If nothing else, I am reliable.

I was going to blog about Berlin, but I’ve been preoccupied with editing today. I’m starting to get the jitters. Is this thing actually any good? What’s the point? What’s the point in anything? Life, man, what’s it all about?

Funny thing, editing the first draft. I’ve had to create extra scenes to link the story together. This feels like I’m cheating on myself, because this part strikes me as writing rather than editing. But then I guess editing is as much to do with writing and rewriting as it with sorting out the glorious mess of the first draft.

Anyway, I knocked out 2,000 words and named a place ‘The No Strings Attached Motel’, both of which I was pretty pleased with. I did most of this while listening to Bowie’s 1997 Earthing. You’d have thought in ’97 the Chameleon of Pop would’ve embraced the current fad of Britpop, but oh no, not our Dave. He went full drum’n’bass. Personally, I think it’s a terrible fucking record, but if you scratch beneath the surface of the dreadful production, there are a couple of excellent tracks buried down there (primarily Seven Years In Tibet and I’m Afraid Of Americans).

After that, well, my brain needed a rest. So I figured it was Quote Time.

What to quote? Love the chap as I do, does the internet really need anymore Oscar Wilde quotes? So, I thought that seeing as this is supposed to be a blog about writing, I’d share something from a novel that not only inspired me, but affected me on many levels. Sad emoticon etcetera.

Hangover Square by Patrick Hamilton. Came out in 1941. Set in London, against the uneasy backdrop of impending World War II, it tells the story of man called George Harvey Bone, who is a big drinker with split personality disorder. It’s one of the bleakest, saddest novels I’ve ever read. George is basically mistreated by everyone he stumbles across in his life. It’s a tragic story and a very personal one. I won’t give you some half-arsed synopsis; I’ll just say that you should definitely, definitely read it. Even if you’re not into that shit. It’s good. It’s really, really good. And like all the best things, it’s as beautiful as it is sad.

This girl wore her attractiveness not as a girl should, simply, consciously, as a happy crown of pleasure, but rather as a murderous utensil with which she might wound indiscriminately right and left, and which she would only employ to please when it suited her purpose.

Now I guess you could read a little misogyny into that quote. ‘…not as a girl should…’ but I’m going to pass that off commentary on the time and concentrate on the part where it dwells on the use of her attractiveness as weapon. Brilliant! Why didn’t I think of that? Bastard Hamilton got there before me. ‘A murderous utensil.’ Most people judge, in some part, on looks (in fact a lot of my novel deals with that subject – or at least the first draft does).

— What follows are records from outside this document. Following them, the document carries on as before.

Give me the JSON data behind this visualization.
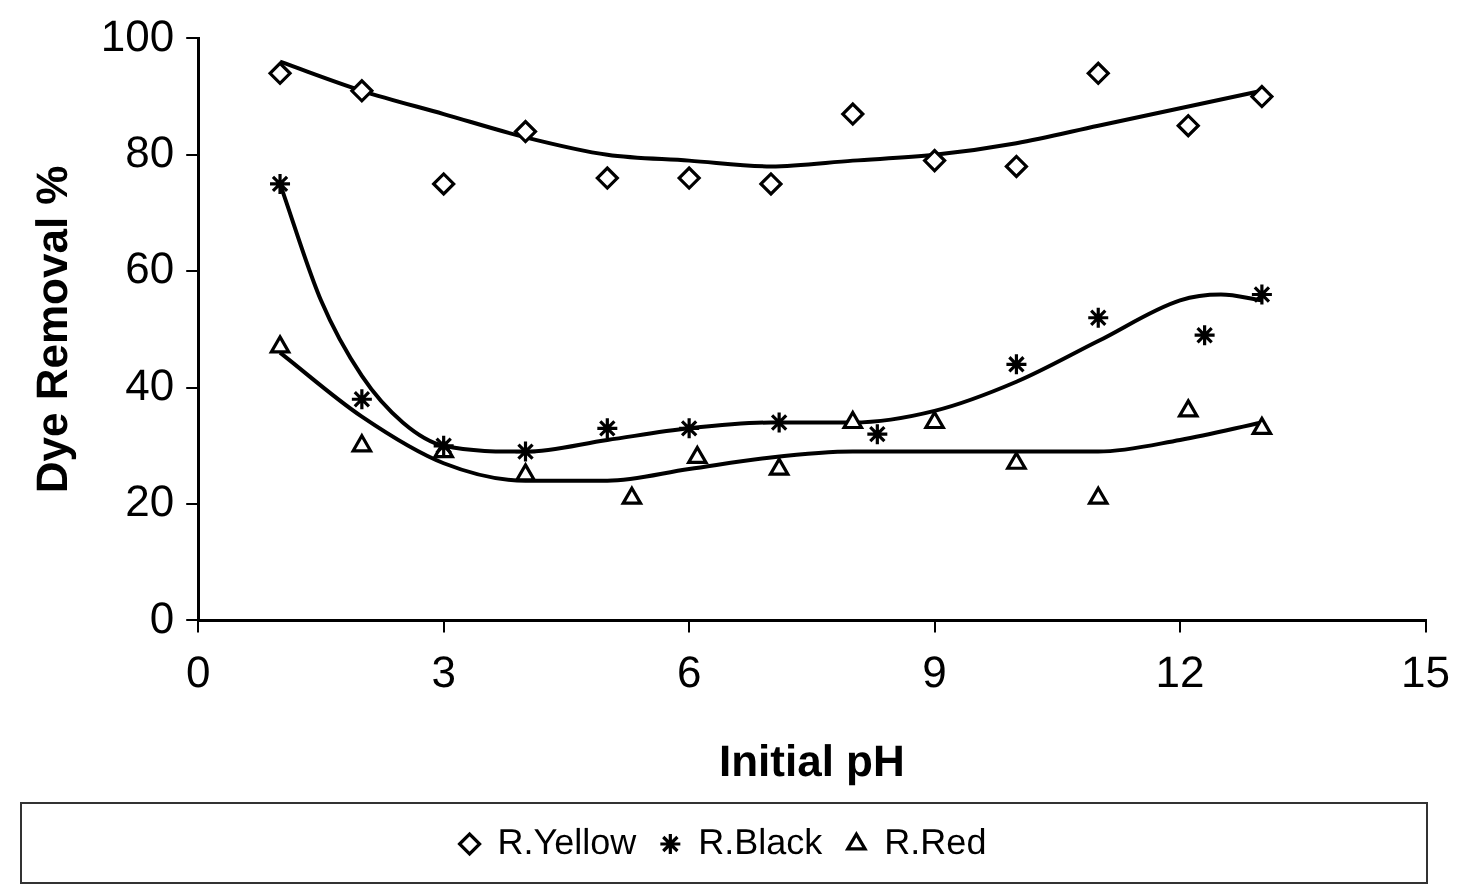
{
  "chart_data": {
    "type": "scatter",
    "xlabel": "Initial pH",
    "ylabel": "Dye Removal %",
    "xlim": [
      0,
      15
    ],
    "xticks": [
      0,
      3,
      6,
      9,
      12,
      15
    ],
    "ylim": [
      0,
      100
    ],
    "yticks": [
      0,
      20,
      40,
      60,
      80,
      100
    ],
    "grid": false,
    "legend": "bottom",
    "series": [
      {
        "name": "R.Yellow",
        "color": "#000000",
        "marker": "diamond",
        "x": [
          1,
          2,
          3,
          4,
          5,
          6,
          7,
          8,
          9,
          10,
          11,
          12.1,
          13
        ],
        "values": [
          94,
          91,
          75,
          84,
          76,
          76,
          75,
          87,
          79,
          78,
          94,
          85,
          90
        ]
      },
      {
        "name": "R.Black",
        "color": "#000000",
        "marker": "cross",
        "x": [
          1,
          2,
          3,
          4,
          5,
          6,
          7.1,
          8.3,
          10,
          11,
          12.3,
          13
        ],
        "values": [
          75,
          38,
          30,
          29,
          33,
          33,
          34,
          32,
          44,
          52,
          49,
          56
        ]
      },
      {
        "name": "R.Red",
        "color": "#000000",
        "marker": "triangle",
        "x": [
          1,
          2,
          3,
          4,
          5.3,
          6.1,
          7.1,
          8,
          9,
          10,
          11,
          12.1,
          13
        ],
        "values": [
          47,
          30,
          29,
          25,
          21,
          28,
          26,
          34,
          34,
          27,
          21,
          36,
          33
        ]
      },
      {
        "type": "line",
        "color": "#000000",
        "marker": "none",
        "x": [
          1,
          2,
          3,
          4,
          5,
          6,
          7,
          8,
          9,
          10,
          11,
          12,
          13
        ],
        "values": [
          96,
          91,
          87,
          83,
          80,
          79,
          78,
          79,
          80,
          82,
          85,
          88,
          91
        ]
      },
      {
        "type": "line",
        "color": "#000000",
        "marker": "none",
        "x": [
          1,
          1.5,
          2,
          2.5,
          3,
          4,
          5,
          6,
          7,
          8,
          9,
          10,
          11,
          12,
          12.5,
          13
        ],
        "values": [
          75,
          55,
          42,
          34,
          30,
          29,
          31,
          33,
          34,
          34,
          36,
          41,
          48,
          55,
          56,
          55
        ]
      },
      {
        "type": "line",
        "color": "#000000",
        "marker": "none",
        "x": [
          1,
          2,
          3,
          4,
          5,
          6,
          7,
          8,
          9,
          10,
          11,
          12,
          13
        ],
        "values": [
          46,
          35,
          27,
          24,
          24,
          26,
          28,
          29,
          29,
          29,
          29,
          31,
          34
        ]
      }
    ]
  }
}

It’s not a failing exclusive to straight men to be injured by malicious beauty. It’s a failing amongst people. This book just happens to be written in 1941 and its subject involves a poor man who is spurned by an aesthetically attractive, emotionally ugly woman. We’ve all been there. We’ve all had our hearts broken by someone who hasn’t deserved it.

Apparently they made it into a film. I haven’t seen it and have no desire to, but that’s where I’ve culled the picture on this post from. Gotta have a picture, right?

Murderous utensil. Jesus. What a stinger.